Bienvenue dans la vallée des singes : le singe Magot

Le Magot est originaire du Maroc. On le trouve dans différents atlas marocains dont les forêts de cèdres du Moyen-Atlas, près d’Azrou, les lacs d’Igoulmamneau dans le moyen atlas oriental (le Djabal Tazaga) généralement entre 1200 m et plus de 2000 m et dans le versant nord du haut atlas central (les gorges d’Ahansel et celui d’Akhacham). Le climat de ces régions est dit tempéré, c’est-à-dire avec des fortes variations de conditions : été chaud et sec, hiver froid et enneigé. Ceci constitue une exception pour les singes : la plupart des espèces vivent dans des zones à climat chaud.

Les magots présentent des adaptations importantes aux variations climatiques :

– fourrure (poil d’été court et poil d’hiver long, changement de poil au printemps)
– absence de queue longue (2cm, diminution de la surface corporelle exposée au froid)
– rythme de reproduction strictement saisonnier

On le trouve aussi en d’Algérie et à Gibraltar où il est le seul singe à vive dans la nature en Europe. L’aire actuelle du magot est le vestige d’une distribution beaucoup plus vaste qui couvrait l’Europe et toute l’Afrique du Nord (de l’Egypte jusqu’au Maroc).

Les glaciations l’ont fait disparaître du sol européen. En Afrique du Nord, l’aire s’est considérablement réduite et morcelée depuis trois siècle, essentiellement par la suite de la réduction des habitats favorables (déforestation, développement des pâturages, dérangement). Le Magot est actuellement une espèce menacée. On estime la population sauvage à environ 20 000 individus (Maroc et Algérie). La discussion continue à propos des origines des singes de Barbarie du Gibraltar. Quelques zoologistes insistent sur le fait que la population actuelle regroupe les derniers survivants d’une population dont les restes fossiles sont retrouvés à travers l’Europe ; Alors que d’autres disent qu’ils ont été apportés à travers le détroit de Gibraltar par l’homme.
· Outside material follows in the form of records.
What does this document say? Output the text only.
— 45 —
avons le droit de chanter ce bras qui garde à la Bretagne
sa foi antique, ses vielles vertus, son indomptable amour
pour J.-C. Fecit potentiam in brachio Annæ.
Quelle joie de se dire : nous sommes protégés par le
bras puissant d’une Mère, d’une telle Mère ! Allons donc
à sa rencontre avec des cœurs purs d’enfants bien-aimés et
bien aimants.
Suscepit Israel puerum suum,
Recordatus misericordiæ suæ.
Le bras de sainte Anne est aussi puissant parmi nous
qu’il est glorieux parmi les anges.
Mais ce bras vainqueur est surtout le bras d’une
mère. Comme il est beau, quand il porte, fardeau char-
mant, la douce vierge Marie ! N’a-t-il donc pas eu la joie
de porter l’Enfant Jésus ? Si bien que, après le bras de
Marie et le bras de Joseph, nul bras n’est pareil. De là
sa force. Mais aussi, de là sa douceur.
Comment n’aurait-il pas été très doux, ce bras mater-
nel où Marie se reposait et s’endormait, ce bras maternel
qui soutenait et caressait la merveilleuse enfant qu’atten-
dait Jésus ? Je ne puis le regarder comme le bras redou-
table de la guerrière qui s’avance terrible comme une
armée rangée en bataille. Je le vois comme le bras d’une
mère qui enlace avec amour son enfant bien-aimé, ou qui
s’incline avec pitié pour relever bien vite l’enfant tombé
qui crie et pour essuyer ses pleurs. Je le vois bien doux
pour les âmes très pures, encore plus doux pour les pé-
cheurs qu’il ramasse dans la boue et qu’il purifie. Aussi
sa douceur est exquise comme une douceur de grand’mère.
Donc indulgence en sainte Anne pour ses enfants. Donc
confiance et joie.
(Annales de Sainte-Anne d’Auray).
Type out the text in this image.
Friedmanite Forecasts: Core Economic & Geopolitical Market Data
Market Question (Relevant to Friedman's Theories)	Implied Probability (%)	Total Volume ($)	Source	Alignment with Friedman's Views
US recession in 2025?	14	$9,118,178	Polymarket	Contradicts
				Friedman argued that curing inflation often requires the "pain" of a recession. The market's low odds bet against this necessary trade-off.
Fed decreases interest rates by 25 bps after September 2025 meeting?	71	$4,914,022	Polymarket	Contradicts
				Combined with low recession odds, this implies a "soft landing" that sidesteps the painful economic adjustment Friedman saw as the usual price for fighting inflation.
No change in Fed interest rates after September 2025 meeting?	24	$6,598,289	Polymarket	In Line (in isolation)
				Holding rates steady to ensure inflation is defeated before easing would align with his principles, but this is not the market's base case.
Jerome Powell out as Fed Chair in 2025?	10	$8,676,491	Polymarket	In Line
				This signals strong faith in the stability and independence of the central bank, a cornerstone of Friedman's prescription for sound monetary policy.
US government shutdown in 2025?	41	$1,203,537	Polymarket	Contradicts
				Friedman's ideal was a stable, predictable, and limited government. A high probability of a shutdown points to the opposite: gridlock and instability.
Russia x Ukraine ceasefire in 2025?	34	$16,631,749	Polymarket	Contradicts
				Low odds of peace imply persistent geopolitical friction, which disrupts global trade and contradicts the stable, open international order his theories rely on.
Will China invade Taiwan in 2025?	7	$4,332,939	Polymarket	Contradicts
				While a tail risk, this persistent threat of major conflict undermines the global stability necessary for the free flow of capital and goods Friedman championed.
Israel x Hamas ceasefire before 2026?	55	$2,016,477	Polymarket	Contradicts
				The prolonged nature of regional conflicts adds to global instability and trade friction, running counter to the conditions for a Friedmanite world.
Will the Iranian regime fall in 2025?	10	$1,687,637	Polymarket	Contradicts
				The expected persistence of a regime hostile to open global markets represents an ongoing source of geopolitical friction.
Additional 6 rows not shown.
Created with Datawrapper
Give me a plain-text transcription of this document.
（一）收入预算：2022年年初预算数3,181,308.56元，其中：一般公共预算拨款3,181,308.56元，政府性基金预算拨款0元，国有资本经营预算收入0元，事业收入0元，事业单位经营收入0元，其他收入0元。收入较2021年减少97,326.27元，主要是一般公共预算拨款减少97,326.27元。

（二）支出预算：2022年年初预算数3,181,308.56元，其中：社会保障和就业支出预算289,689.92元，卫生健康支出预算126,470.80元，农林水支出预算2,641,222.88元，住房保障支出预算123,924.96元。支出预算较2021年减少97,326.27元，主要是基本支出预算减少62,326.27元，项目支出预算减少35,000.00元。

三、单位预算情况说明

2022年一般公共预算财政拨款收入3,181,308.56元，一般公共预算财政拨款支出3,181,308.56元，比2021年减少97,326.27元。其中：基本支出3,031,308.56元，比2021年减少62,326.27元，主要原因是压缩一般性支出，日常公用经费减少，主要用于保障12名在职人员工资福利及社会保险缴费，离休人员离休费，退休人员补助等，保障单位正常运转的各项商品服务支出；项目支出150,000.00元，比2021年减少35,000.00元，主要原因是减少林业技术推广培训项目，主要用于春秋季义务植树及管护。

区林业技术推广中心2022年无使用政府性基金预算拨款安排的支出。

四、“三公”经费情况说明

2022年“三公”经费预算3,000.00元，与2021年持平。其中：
Sur la roche du Gibraltar, ils causent parfois des dégâts en descendant sur la ville à la recherche de nourriture. Non seulement ils voleront la nourriture, mais leurs curiosités les mène à étudier, et à voler, n’importe quel objet qui les intéresse. La vengeance est difficile parce qu’ils disposent de sentinelles pour garder la bande, et ils ont la vue très bonne. Même ceux qui prennent la nourriture dans la main sont trop circonspects pour être attrapées facilement.

Les magots sont des singes qui ont une vie sociale très importante. Ils vivent en groupe de 20 à plus de 100 individus. Le sexe ratio est en général équilibré. Le chef du groupe est toujours un mâle adulte mais les femelles constituent l’élément stable du groupe (matrilignage).
C’est un plantigrade qui vit en bandes dirigées par un mâle dominant, mais la hiérarchie sociale chez les magots est en principe linéaire. Chaque individu occupe une place sociale déterminée .Les filles “héritent” du statut social de leur mère et occupent une place hiérarchique proche d’elle.

Chez les mâles, l’acquisition du rang social se passe différemment. Si, chez les jeunes mâles (juvéniles et adolescents), c’est l’âge qui détermine le rang social (un mâle de 5 ans domine celui de 4 ans, qui domine lui-même celui de 3 ans), chez l’adulte, plus que la force physique, c’est la faculté de créer et d’entretenir de bonnes relations avec d’autres mâles du groupe. Ceux-ci lui servent d’alliés lors de conflits et lui permettent ainsi de s’imposer. Le sex-ratio est équilibré, légèrement en faveur de la femelle. Chaque groupe a son propre espace vital.

 

La vie en groupe se caractérise par un riche éventail de comportements sociaux. Elle nécessite un système de communication élaboré, à base de sons, attitudes et gestes mimiques.

La femelle en chaleur s’accouple avec plusieurs mâles. De ce fait, les paternités ne sont pas connues. La relation mère -enfant est très intense et durable. Les relations entre femelles en parenté (grand-mères, mère, sœurs, tantes, cousine) sont entretenues et renforcées durant toute la vie.